HOST_BCAST is fine too. ~500 ms for display-layer redaction on a batched update is not something a user will notice.
TOOL_RES is the one with a sharp edge. ~300 ms on a 500-token result is OK, ~13 seconds on a 10 KB file is not. The answer is probably bounding result size before filtering, or running a cheap regex/entropy pre-pass and only invoking OPF on suspicious spans.

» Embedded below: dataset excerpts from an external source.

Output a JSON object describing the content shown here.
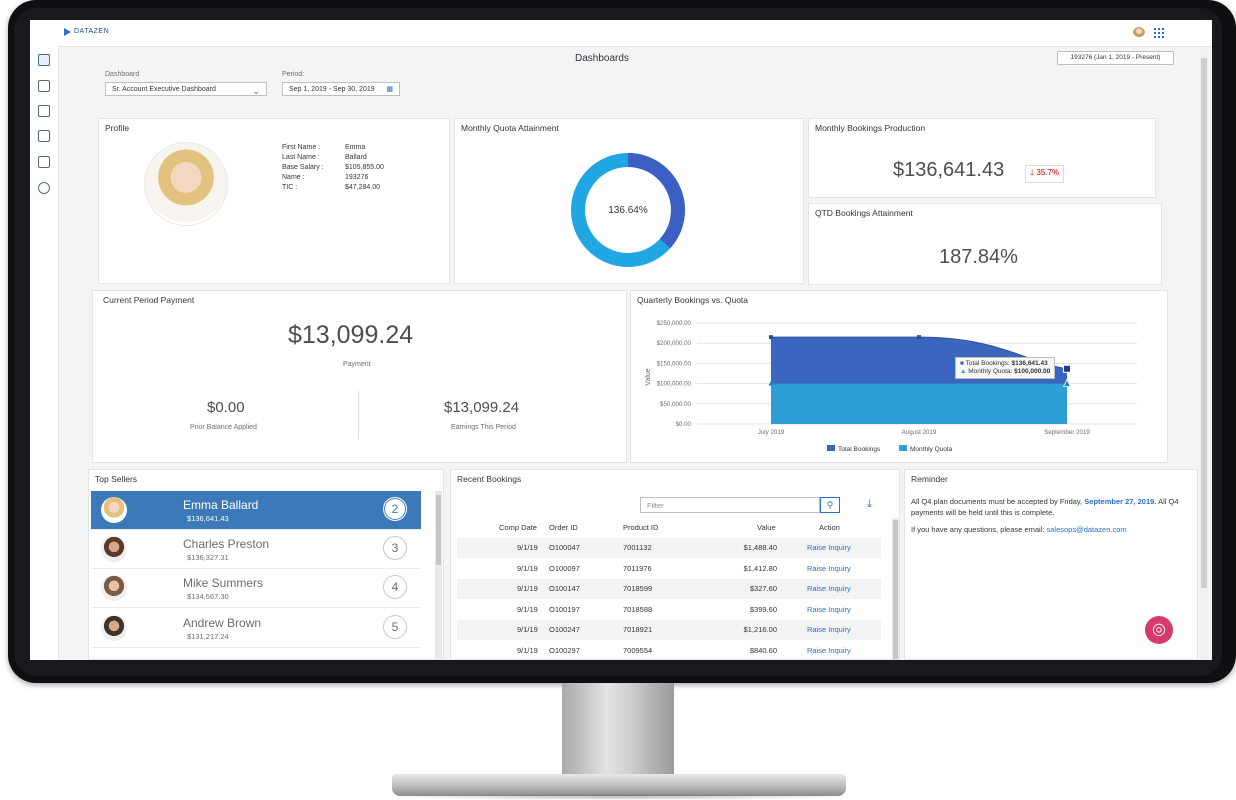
{
  "app": {
    "logo": "DATAZEN",
    "page_title": "Dashboards",
    "period_badge": "193276 (Jan 1, 2019 - Present)"
  },
  "filters": {
    "dashboard_label": "Dashboard",
    "dashboard_value": "Sr. Account Executive Dashboard",
    "period_label": "Period:",
    "period_value": "Sep 1, 2019 - Sep 30, 2019"
  },
  "profile": {
    "title": "Profile",
    "fields": [
      {
        "label": "First Name :",
        "value": "Emma"
      },
      {
        "label": "Last Name :",
        "value": "Ballard"
      },
      {
        "label": "Base Salary :",
        "value": "$105,855.00"
      },
      {
        "label": "Name :",
        "value": "193276"
      },
      {
        "label": "TIC :",
        "value": "$47,284.00"
      }
    ]
  },
  "quota": {
    "title": "Monthly Quota Attainment",
    "value_label": "136.64%",
    "value": 136.64,
    "colors": {
      "base": "#1fa6e3",
      "over": "#3d5fc4"
    }
  },
  "bookings": {
    "title": "Monthly Bookings Production",
    "value": "$136,641.43",
    "trend": "35.7%",
    "trend_color": "#bb0000"
  },
  "qtd": {
    "title": "QTD Bookings Attainment",
    "value": "187.84%"
  },
  "payment": {
    "title": "Current Period Payment",
    "value": "$13,099.24",
    "caption": "Payment",
    "prior_value": "$0.00",
    "prior_caption": "Prior Balance Applied",
    "earnings_value": "$13,099.24",
    "earnings_caption": "Earnings This Period"
  },
  "quarterly": {
    "title": "Quarterly Bookings vs. Quota",
    "tooltip": [
      {
        "label": "Total Bookings:",
        "value": "$136,641.43"
      },
      {
        "label": "Monthly Quota:",
        "value": "$100,000.00"
      }
    ]
  },
  "chart_data": {
    "type": "area",
    "title": "Quarterly Bookings vs. Quota",
    "ylabel": "Value",
    "xlabel": "",
    "categories": [
      "July 2019",
      "August 2019",
      "September 2019"
    ],
    "y_ticks": [
      "$250,000.00",
      "$200,000.00",
      "$150,000.00",
      "$100,000.00",
      "$50,000.00",
      "$0.00"
    ],
    "ylim": [
      0,
      250000
    ],
    "grid": true,
    "legend": "bottom",
    "series": [
      {
        "name": "Total Bookings",
        "values": [
          215000,
          215000,
          136641.43
        ],
        "color": "#3a66bf"
      },
      {
        "name": "Monthly Quota",
        "values": [
          100000,
          100000,
          100000
        ],
        "color": "#2e9fd6"
      }
    ]
  },
  "sellers": {
    "title": "Top Sellers",
    "items": [
      {
        "name": "Emma Ballard",
        "amount": "$136,641.43",
        "rank": "2",
        "selected": true
      },
      {
        "name": "Charles Preston",
        "amount": "$136,327.31",
        "rank": "3"
      },
      {
        "name": "Mike Summers",
        "amount": "$134,567.30",
        "rank": "4"
      },
      {
        "name": "Andrew Brown",
        "amount": "$131,217.24",
        "rank": "5"
      }
    ]
  },
  "recent": {
    "title": "Recent Bookings",
    "filter_placeholder": "Filter",
    "columns": [
      "Comp Date",
      "Order ID",
      "Product ID",
      "Value",
      "Action"
    ],
    "rows": [
      {
        "date": "9/1/19",
        "order": "O100047",
        "product": "7001132",
        "value": "$1,488.40",
        "action": "Raise Inquiry"
      },
      {
        "date": "9/1/19",
        "order": "O100097",
        "product": "7011976",
        "value": "$1,412.80",
        "action": "Raise Inquiry"
      },
      {
        "date": "9/1/19",
        "order": "O100147",
        "product": "7018599",
        "value": "$327.60",
        "action": "Raise Inquiry"
      },
      {
        "date": "9/1/19",
        "order": "O100197",
        "product": "7018588",
        "value": "$399.60",
        "action": "Raise Inquiry"
      },
      {
        "date": "9/1/19",
        "order": "O100247",
        "product": "7018921",
        "value": "$1,216.00",
        "action": "Raise Inquiry"
      },
      {
        "date": "9/1/19",
        "order": "O100297",
        "product": "7009554",
        "value": "$840.60",
        "action": "Raise Inquiry"
      }
    ]
  },
  "reminder": {
    "title": "Reminder",
    "line1_pre": "All Q4 plan documents must be accepted by Friday, ",
    "line1_date": "September 27, 2019.",
    "line1_post": " All Q4 payments will be held until this is complete.",
    "line2_pre": "If you have any questions, please email: ",
    "email": "salesops@datazen.com"
  }
}
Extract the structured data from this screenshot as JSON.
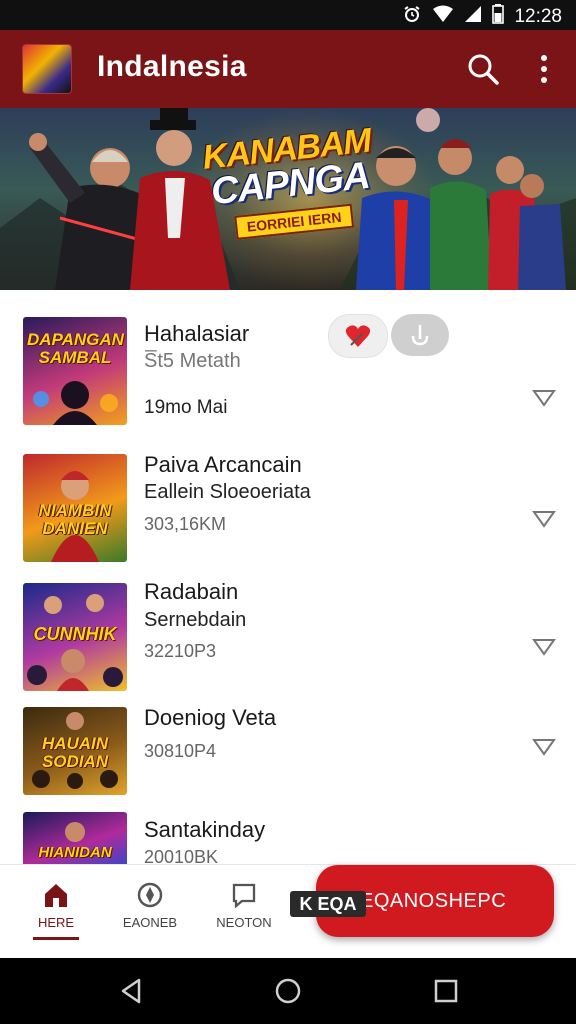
{
  "status_bar": {
    "time": "12:28"
  },
  "app_bar": {
    "title": "Indalnesia"
  },
  "banner": {
    "line1": "KANABAM",
    "line2": "CAPNGA",
    "subtitle": "EORRIEI IERN"
  },
  "list": [
    {
      "thumb_caption": "DAPANGAN SAMBAL",
      "title": "Hahalasiar",
      "subtitle": "S̅t5 Metath",
      "meta": "19mo Mai",
      "colors": [
        "#2a1a5a",
        "#c23a7a",
        "#f2a21a"
      ]
    },
    {
      "thumb_caption": "NIAMBIN DANIEN",
      "title": "Paiva Arcancain",
      "subtitle": "Eallein Sloeoeriata",
      "meta": "303,16KM",
      "colors": [
        "#c0272d",
        "#f29a1a",
        "#3a7a2a"
      ]
    },
    {
      "thumb_caption": "CUNNHIK",
      "title": "Radabain",
      "subtitle": "Sernebdain",
      "meta": "32210P3",
      "colors": [
        "#1a2a8a",
        "#b03aa0",
        "#f0c02a"
      ]
    },
    {
      "thumb_caption": "HAUAIN SODIAN",
      "title": "Doeniog Veta",
      "subtitle": "",
      "meta": "30810P4",
      "colors": [
        "#3a2a10",
        "#8a5a1a",
        "#e0a42a"
      ]
    },
    {
      "thumb_caption": "HIANIDAN",
      "title": "Santakinday",
      "subtitle": "",
      "meta": "20010BK",
      "colors": [
        "#1a1a5a",
        "#b02a9a",
        "#2a4ad0"
      ]
    }
  ],
  "bottom_nav": {
    "items": [
      {
        "label": "HERE"
      },
      {
        "label": "EAONEB"
      },
      {
        "label": "NEOTON"
      }
    ]
  },
  "k_badge": "K EQA",
  "fab": {
    "label": "EQANOSHEPC"
  },
  "colors": {
    "primary": "#7a1416",
    "accent": "#d01a20"
  }
}
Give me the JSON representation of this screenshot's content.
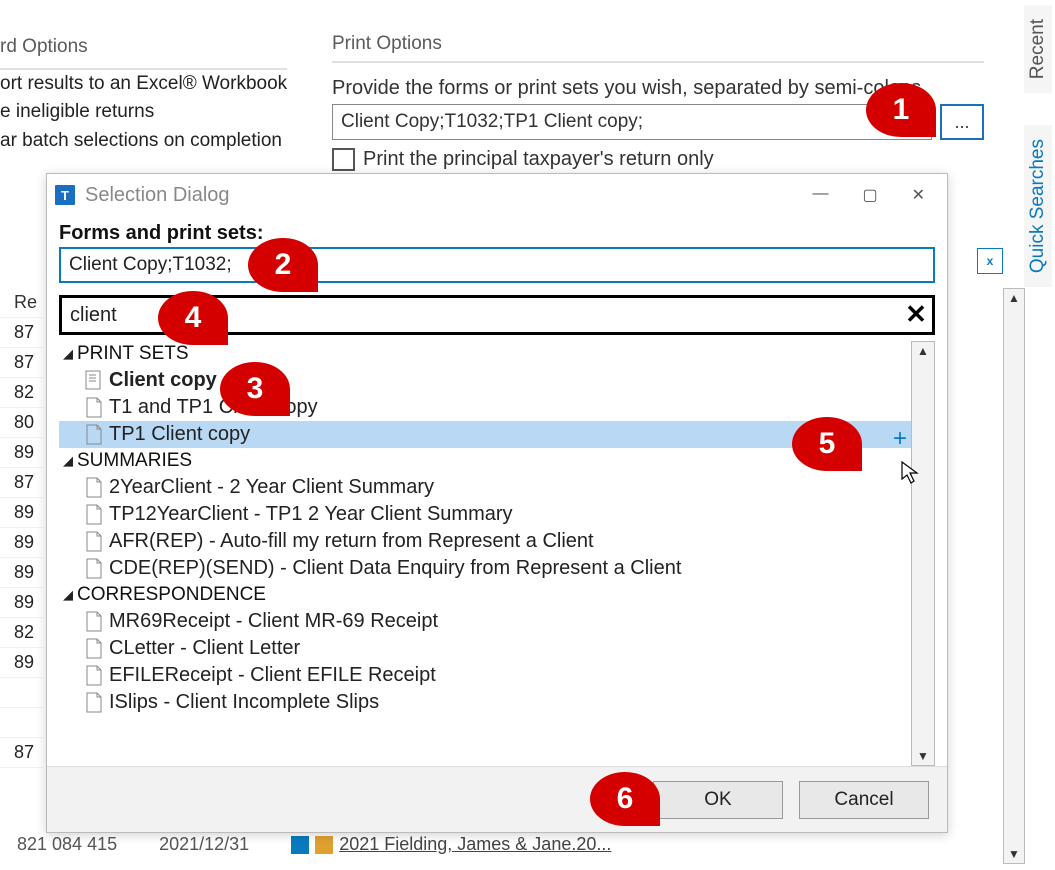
{
  "background": {
    "left_title": "rd Options",
    "options": [
      "ort results to an Excel® Workbook",
      "e ineligible returns",
      "ar batch selections on completion"
    ],
    "print_title": "Print Options",
    "print_desc": "Provide the forms or print sets you wish, separated by semi-colons",
    "print_input": "Client Copy;T1032;TP1 Client copy;",
    "browse_label": "...",
    "principal_cb": "Print the principal taxpayer's return only",
    "col_header": "Re",
    "left_nums": [
      "87",
      "87",
      "82",
      "80",
      "89",
      "87",
      "89",
      "89",
      "89",
      "89",
      "82",
      "89",
      "",
      "",
      "87"
    ],
    "peek_code": "821 084 415",
    "peek_date": "2021/12/31",
    "peek_link": "2021 Fielding, James & Jane.20..."
  },
  "right_tabs": {
    "recent": "Recent",
    "qs": "Quick Searches"
  },
  "dialog": {
    "title": "Selection Dialog",
    "forms_label": "Forms and print sets:",
    "forms_value": "Client Copy;T1032;",
    "search_value": "client",
    "sections": {
      "print_sets": "PRINT SETS",
      "summaries": "SUMMARIES",
      "correspondence": "CORRESPONDENCE"
    },
    "items": {
      "ps": [
        "Client copy",
        "T1 and TP1 Client copy",
        "TP1 Client copy"
      ],
      "sum": [
        "2YearClient - 2 Year Client Summary",
        "TP12YearClient - TP1 2 Year Client Summary",
        "AFR(REP) - Auto-fill my return from Represent a Client",
        "CDE(REP)(SEND) - Client Data Enquiry from Represent a Client"
      ],
      "cor": [
        "MR69Receipt - Client MR-69 Receipt",
        "CLetter - Client Letter",
        "EFILEReceipt - Client EFILE Receipt",
        "ISlips - Client Incomplete Slips"
      ]
    },
    "ok": "OK",
    "cancel": "Cancel"
  },
  "callouts": {
    "1": "1",
    "2": "2",
    "3": "3",
    "4": "4",
    "5": "5",
    "6": "6"
  }
}
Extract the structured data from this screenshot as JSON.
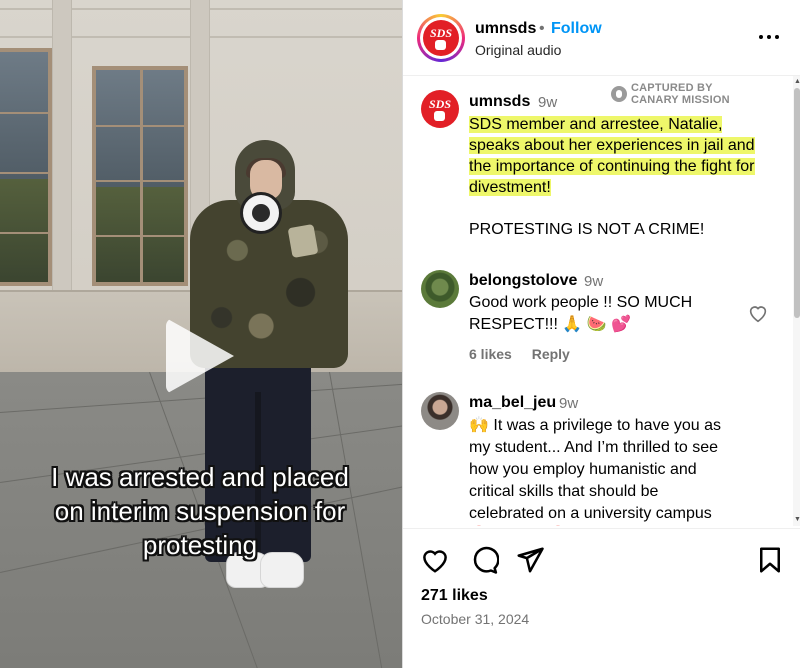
{
  "video": {
    "caption_lines": [
      "I was arrested and placed",
      "on interim suspension for",
      "protesting"
    ],
    "play_icon": "play-icon"
  },
  "header": {
    "username": "umnsds",
    "separator": "•",
    "follow_label": "Follow",
    "audio_label": "Original audio",
    "logo_text": "SDS",
    "more_icon": "more-options-icon"
  },
  "post": {
    "username": "umnsds",
    "time": "9w",
    "watermark_line1": "CAPTURED BY",
    "watermark_line2": "CANARY MISSION",
    "highlighted_text": "SDS member and arrestee, Natalie, speaks about her experiences in jail and the importance of continuing the fight for divestment!",
    "text2": "PROTESTING IS NOT A CRIME!"
  },
  "comments": [
    {
      "username": "belongstolove",
      "time": "9w",
      "text": "Good work people !! SO MUCH RESPECT!!! 🙏 🍉 💕",
      "likes": "6 likes",
      "reply": "Reply"
    },
    {
      "username": "ma_bel_jeu",
      "time": "9w",
      "text": "🙌 It was a privilege to have you as my student... And I’m thrilled to see how you employ humanistic and critical skills that should be celebrated on a university campus ❗BRAVO ❗"
    }
  ],
  "footer": {
    "likes": "271 likes",
    "date": "October 31, 2024"
  },
  "colors": {
    "accent": "#0095f6",
    "highlight": "#eef76a",
    "brand_red": "#e21f26"
  }
}
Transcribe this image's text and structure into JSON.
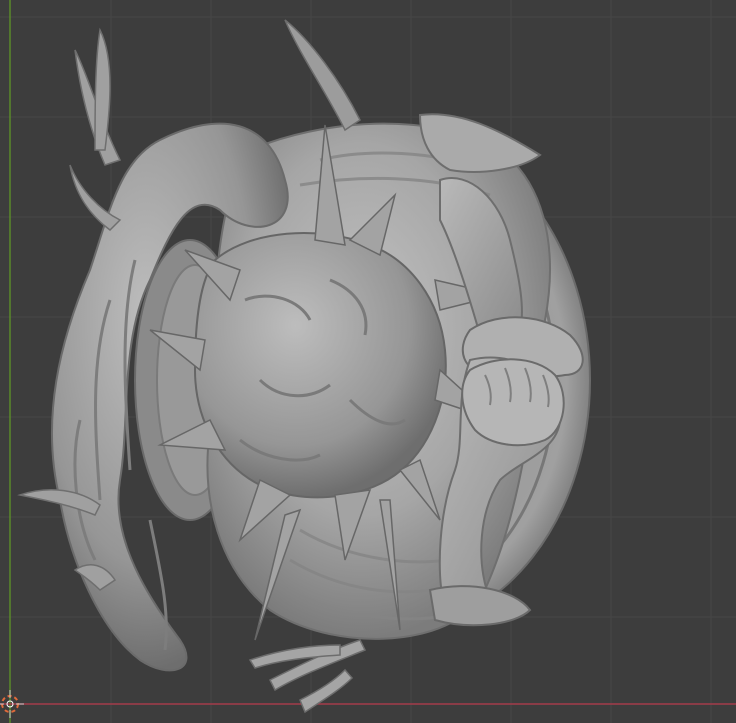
{
  "viewport": {
    "background_color": "#3d3d3d",
    "grid_color": "#4a4a4a",
    "x_axis_color": "#a33c4b",
    "y_axis_color": "#5a8a2a",
    "model_color": "#a8a8a8",
    "cursor_icon": "3d-cursor-icon",
    "object_description": "sculpted-figure-model"
  }
}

MODEL_REQ I’m going to treat as GPU-only for now. If you’re doing (1), (2), and (3) right, the history going to the provider is already mostly clean — the outbound sweep is belt-and-suspenders, not the primary line of defence.

Next things on the list are batching (the filter is independent across inputs, so a turn with three tool calls and one Read should be one batched call, not four serial ones), and running in shadow mode for a week before turning on redaction — the recall varied from 0.25 to 1.0 across the fixtures, and that’s just a wiring check, not an eval. I’d like real numbers from real traffic before I start dropping spans.

If you’re doing something similar and want to skip a few days of figuring out where the cliff is, the summary is: measure at each boundary separately, the backend matters most where you think it matters least, and let an autoresearch loop try the knobs you wouldn’t have thought to try.